Tomorrow we are looking at chairs and a kitchen table in Santa Rosa. Looks like a cute little set. The only problem – once again – how do I fit this in my car? Strapping the table to the top of my small SUV doesn’t seem practical but I guess it’s better than renting a truck or a hauling service. Remember when we were moving to Portland and planned to use the company “Two Hunks and a Truck?” Well now I found someone who delivers Craigslists purchases, called “A Man with a Van” – amazing, isn’t it? No matter what you need, you can find it.  So if all else fails, or we can't quite get the table tied down securely, "the Man" will be getting a call from me.

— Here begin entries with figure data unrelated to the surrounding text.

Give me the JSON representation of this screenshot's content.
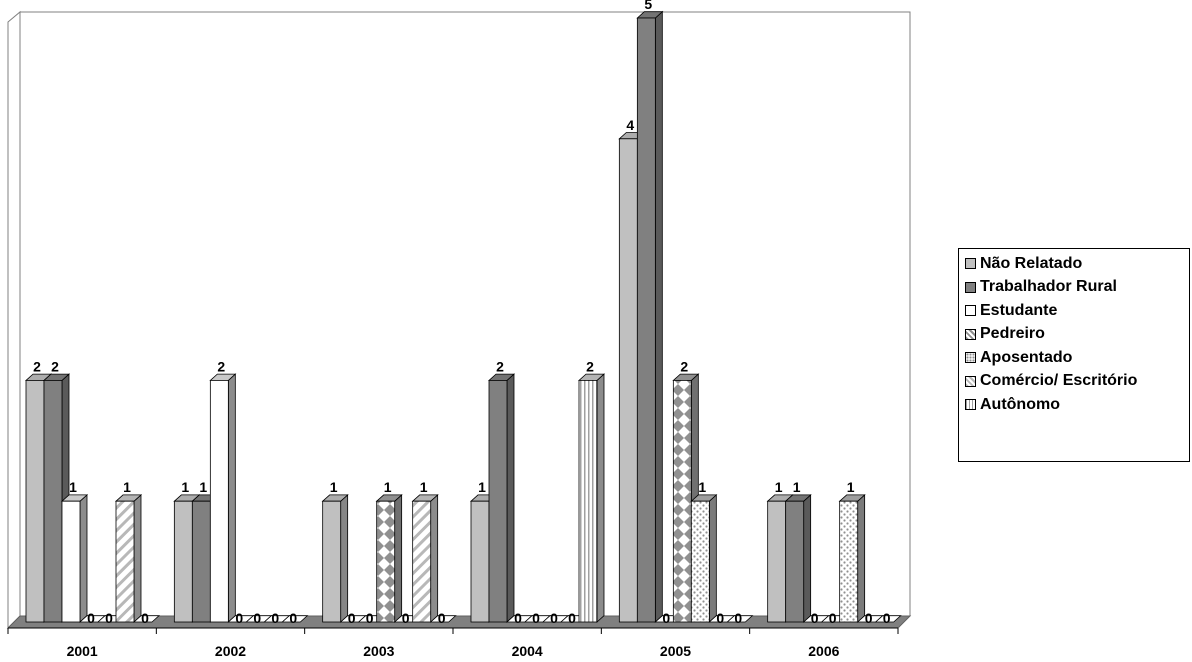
{
  "chart_data": {
    "type": "bar",
    "title": "",
    "xlabel": "",
    "ylabel": "",
    "ylim": [
      0,
      5
    ],
    "grid": false,
    "legend_position": "right",
    "categories": [
      "2001",
      "2002",
      "2003",
      "2004",
      "2005",
      "2006"
    ],
    "series": [
      {
        "name": "Não Relatado",
        "pattern": "solid-light",
        "color": "#c0c0c0",
        "values": [
          2,
          1,
          1,
          1,
          4,
          1
        ]
      },
      {
        "name": "Trabalhador Rural",
        "pattern": "solid-dark",
        "color": "#808080",
        "values": [
          2,
          1,
          0,
          2,
          5,
          1
        ]
      },
      {
        "name": "Estudante",
        "pattern": "white",
        "color": "#ffffff",
        "values": [
          1,
          2,
          0,
          0,
          0,
          0
        ]
      },
      {
        "name": "Pedreiro",
        "pattern": "diamond",
        "color": "#a0a0a0",
        "values": [
          0,
          0,
          1,
          0,
          2,
          0
        ]
      },
      {
        "name": "Aposentado",
        "pattern": "dots",
        "color": "#b0b0b0",
        "values": [
          0,
          0,
          0,
          0,
          1,
          1
        ]
      },
      {
        "name": "Comércio/ Escritório",
        "pattern": "diagonal",
        "color": "#c8c8c8",
        "values": [
          1,
          0,
          1,
          0,
          0,
          0
        ]
      },
      {
        "name": "Autônomo",
        "pattern": "vertical",
        "color": "#c8c8c8",
        "values": [
          0,
          0,
          0,
          2,
          0,
          0
        ]
      }
    ]
  }
}
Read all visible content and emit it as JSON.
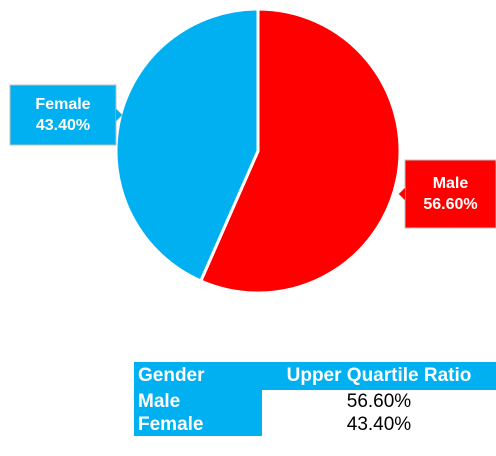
{
  "chart_data": {
    "type": "pie",
    "categories": [
      "Male",
      "Female"
    ],
    "values": [
      56.6,
      43.4
    ],
    "value_labels": [
      "56.60%",
      "43.40%"
    ],
    "colors": [
      "#ff0000",
      "#00b0f0"
    ]
  },
  "table": {
    "header": [
      "Gender",
      "Upper Quartile Ratio"
    ],
    "rows": [
      [
        "Male",
        "56.60%"
      ],
      [
        "Female",
        "43.40%"
      ]
    ]
  }
}
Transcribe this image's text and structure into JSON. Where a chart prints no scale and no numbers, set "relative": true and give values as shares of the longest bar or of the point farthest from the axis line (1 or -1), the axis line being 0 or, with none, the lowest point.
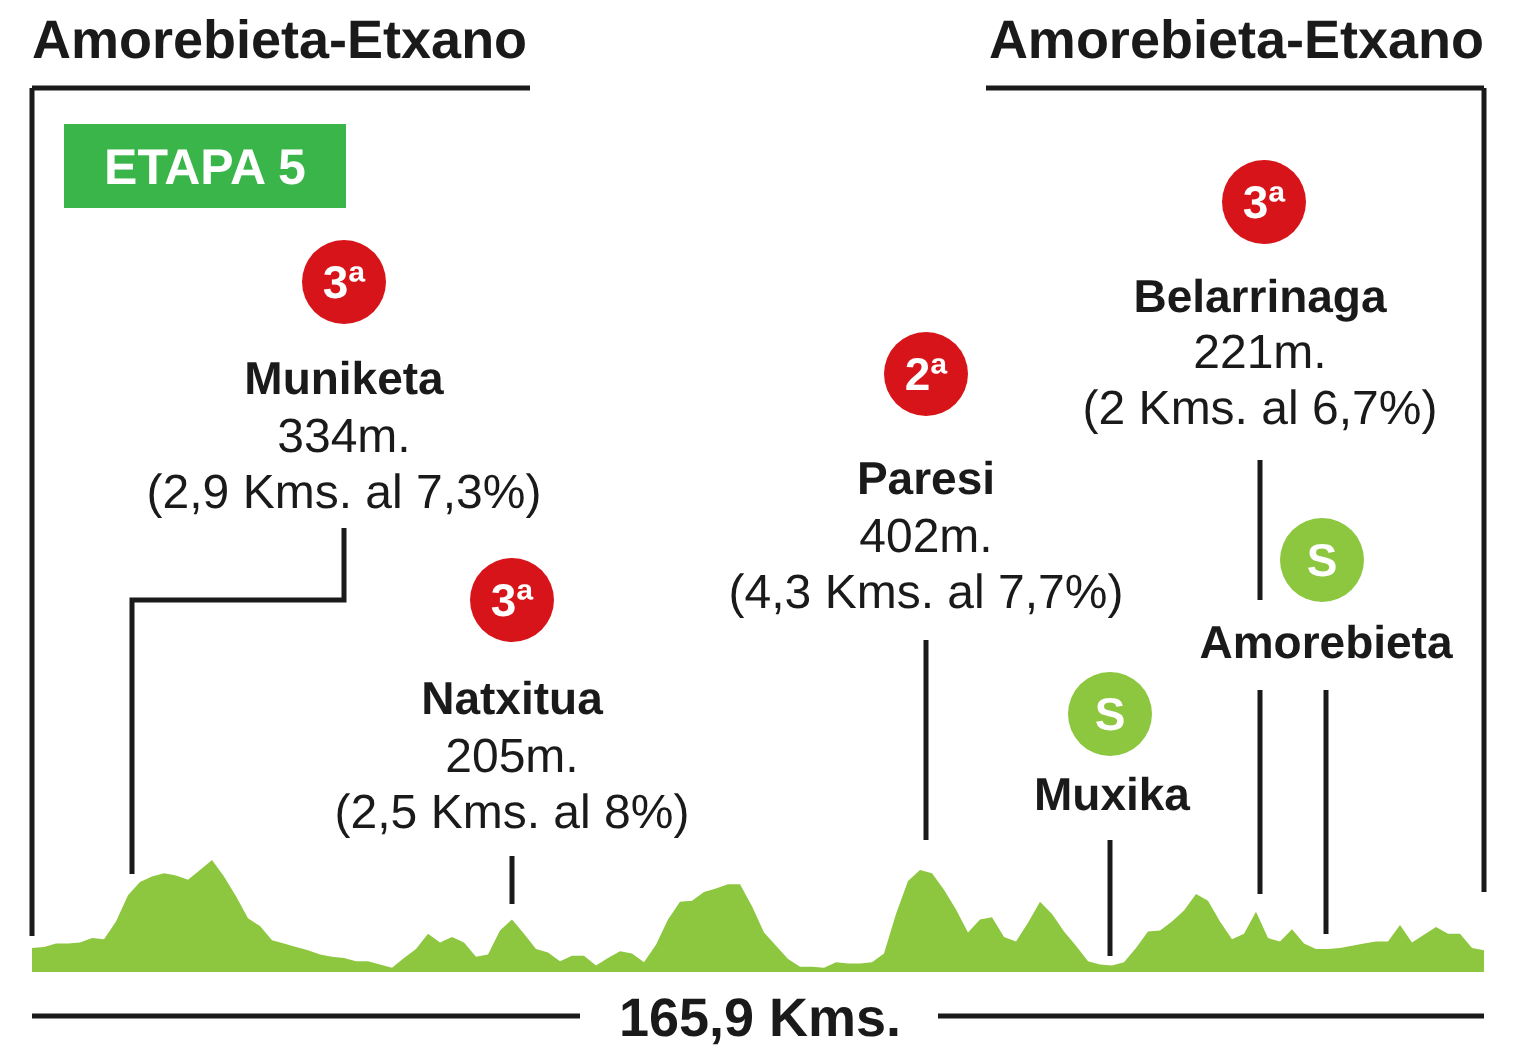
{
  "chart_data": {
    "type": "area",
    "title": "ETAPA 5",
    "xlabel": "165,9 Kms.",
    "categories": [
      null,
      null,
      null,
      null,
      null,
      null,
      null,
      null,
      null,
      null,
      null,
      null,
      null,
      null,
      null,
      null,
      null,
      null,
      null,
      null,
      null,
      null,
      null,
      null,
      null,
      null,
      null,
      null,
      null,
      null,
      null,
      null,
      null,
      null,
      null,
      null,
      null,
      null,
      null,
      null,
      null,
      null,
      null,
      null,
      null,
      null,
      null,
      null,
      null,
      null,
      null,
      null,
      null,
      null,
      null,
      null,
      null,
      null,
      null,
      null,
      null,
      null,
      null,
      null,
      null,
      null,
      null,
      null,
      null,
      null,
      null,
      null,
      null,
      null,
      null,
      null,
      null,
      null,
      null,
      null,
      null,
      null,
      null,
      null,
      null,
      null,
      null,
      null,
      null,
      null,
      null,
      null,
      null,
      null,
      null,
      null,
      null,
      null,
      null,
      null,
      null,
      null,
      null,
      null,
      null,
      null,
      null,
      null,
      null,
      null,
      null,
      null,
      null,
      null,
      null,
      null,
      null,
      null,
      null,
      null,
      null,
      null
    ],
    "values": [
      0.2,
      0.21,
      0.24,
      0.24,
      0.25,
      0.29,
      0.28,
      0.44,
      0.68,
      0.8,
      0.85,
      0.88,
      0.86,
      0.82,
      0.91,
      1,
      0.85,
      0.67,
      0.47,
      0.4,
      0.27,
      0.24,
      0.21,
      0.18,
      0.14,
      0.12,
      0.11,
      0.08,
      0.08,
      0.05,
      0.02,
      0.11,
      0.19,
      0.33,
      0.25,
      0.3,
      0.25,
      0.12,
      0.14,
      0.36,
      0.46,
      0.33,
      0.19,
      0.16,
      0.08,
      0.13,
      0.13,
      0.04,
      0.11,
      0.17,
      0.15,
      0.07,
      0.23,
      0.46,
      0.62,
      0.63,
      0.71,
      0.74,
      0.78,
      0.78,
      0.58,
      0.34,
      0.22,
      0.1,
      0.03,
      0.03,
      0.02,
      0.07,
      0.06,
      0.06,
      0.07,
      0.15,
      0.51,
      0.81,
      0.91,
      0.88,
      0.73,
      0.55,
      0.34,
      0.46,
      0.48,
      0.3,
      0.26,
      0.43,
      0.62,
      0.51,
      0.35,
      0.22,
      0.08,
      0.05,
      0.04,
      0.07,
      0.2,
      0.35,
      0.36,
      0.44,
      0.54,
      0.69,
      0.63,
      0.44,
      0.28,
      0.33,
      0.53,
      0.29,
      0.26,
      0.37,
      0.24,
      0.19,
      0.19,
      0.2,
      0.22,
      0.24,
      0.26,
      0.26,
      0.41,
      0.25,
      0.32,
      0.39,
      0.33,
      0.33,
      0.2,
      0.18
    ],
    "color": "#8dc63f",
    "relative": true,
    "annotations": [
      "Amorebieta-Etxano",
      "Amorebieta-Etxano",
      "3ª",
      "Muniketa",
      "334m.",
      "(2,9 Kms. al 7,3%)",
      "3ª",
      "Natxitua",
      "205m.",
      "(2,5 Kms. al 8%)",
      "2ª",
      "Paresi",
      "402m.",
      "(4,3 Kms. al 7,7%)",
      "3ª",
      "Belarrinaga",
      "221m.",
      "(2 Kms. al 6,7%)",
      "S",
      "Muxika",
      "S",
      "Amorebieta"
    ]
  }
}
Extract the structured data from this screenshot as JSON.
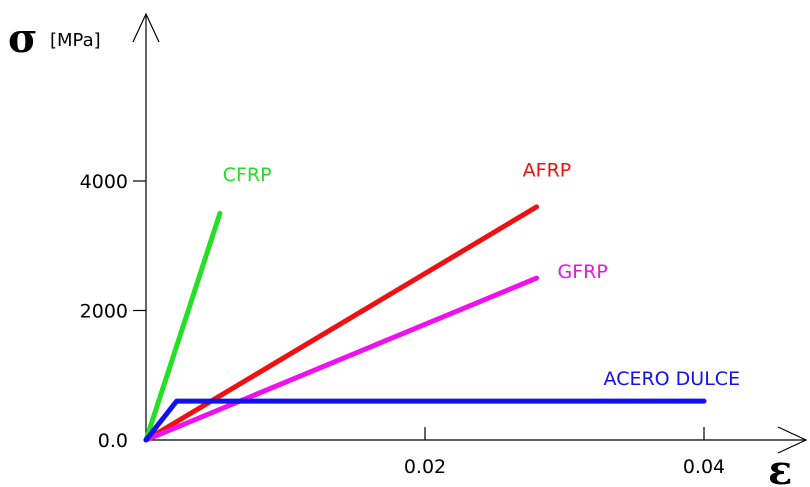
{
  "chart_data": {
    "type": "line",
    "title": "",
    "ylabel_symbol": "σ",
    "ylabel_unit": "[MPa]",
    "xlabel_symbol": "ε",
    "xlim": [
      0,
      0.05
    ],
    "ylim": [
      0,
      6500
    ],
    "xticks": [
      {
        "value": 0.02,
        "label": "0.02"
      },
      {
        "value": 0.04,
        "label": "0.04"
      }
    ],
    "yticks": [
      {
        "value": 0,
        "label": "0.0"
      },
      {
        "value": 2000,
        "label": "2000"
      },
      {
        "value": 4000,
        "label": "4000"
      }
    ],
    "grid": false,
    "legend": "inline labels",
    "series": [
      {
        "name": "CFRP",
        "color": "#22e022",
        "points": [
          [
            0,
            0
          ],
          [
            0.0053,
            3500
          ]
        ],
        "label_at": [
          0.0055,
          4000
        ]
      },
      {
        "name": "AFRP",
        "color": "#ee1111",
        "points": [
          [
            0,
            0
          ],
          [
            0.028,
            3600
          ]
        ],
        "label_at": [
          0.027,
          4070
        ]
      },
      {
        "name": "GFRP",
        "color": "#ee11ee",
        "points": [
          [
            0,
            0
          ],
          [
            0.028,
            2500
          ]
        ],
        "label_at": [
          0.0295,
          2500
        ]
      },
      {
        "name": "ACERO DULCE",
        "color": "#1111ee",
        "points": [
          [
            0,
            0
          ],
          [
            0.0022,
            600
          ],
          [
            0.04,
            600
          ]
        ],
        "label_at": [
          0.0328,
          850
        ]
      }
    ]
  }
}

I believe that once I have acquired all of the home furnishings and adornments I feel necessary to make my space feel somewhat “complete” I could write a small book about my Craigslist adventures. The people that we have met have never failed to surprise me.  Sometimes that surprise is like “Oh, I love it, you shouldn’t have!” Feel good surprise, and sometimes it is more like, “OMG, how old is that milk I just guzzled right out of the carton??”  But one thing I really like is that everything comes with a story. And being a Feng Shui practitioner, everything has a heart and everyone has a story.  Some are worth hearing and other's can put you to sleep.  It's uncanny how you can get a positive or negative reaction almost immediately upon seeing the home, meeting the people, and seeing the actual item.  There has to be some kind of connection to all three.  When bringing something "used" back home it has to come with a pretty postive story.  And positive stories almost always include a very happy ending.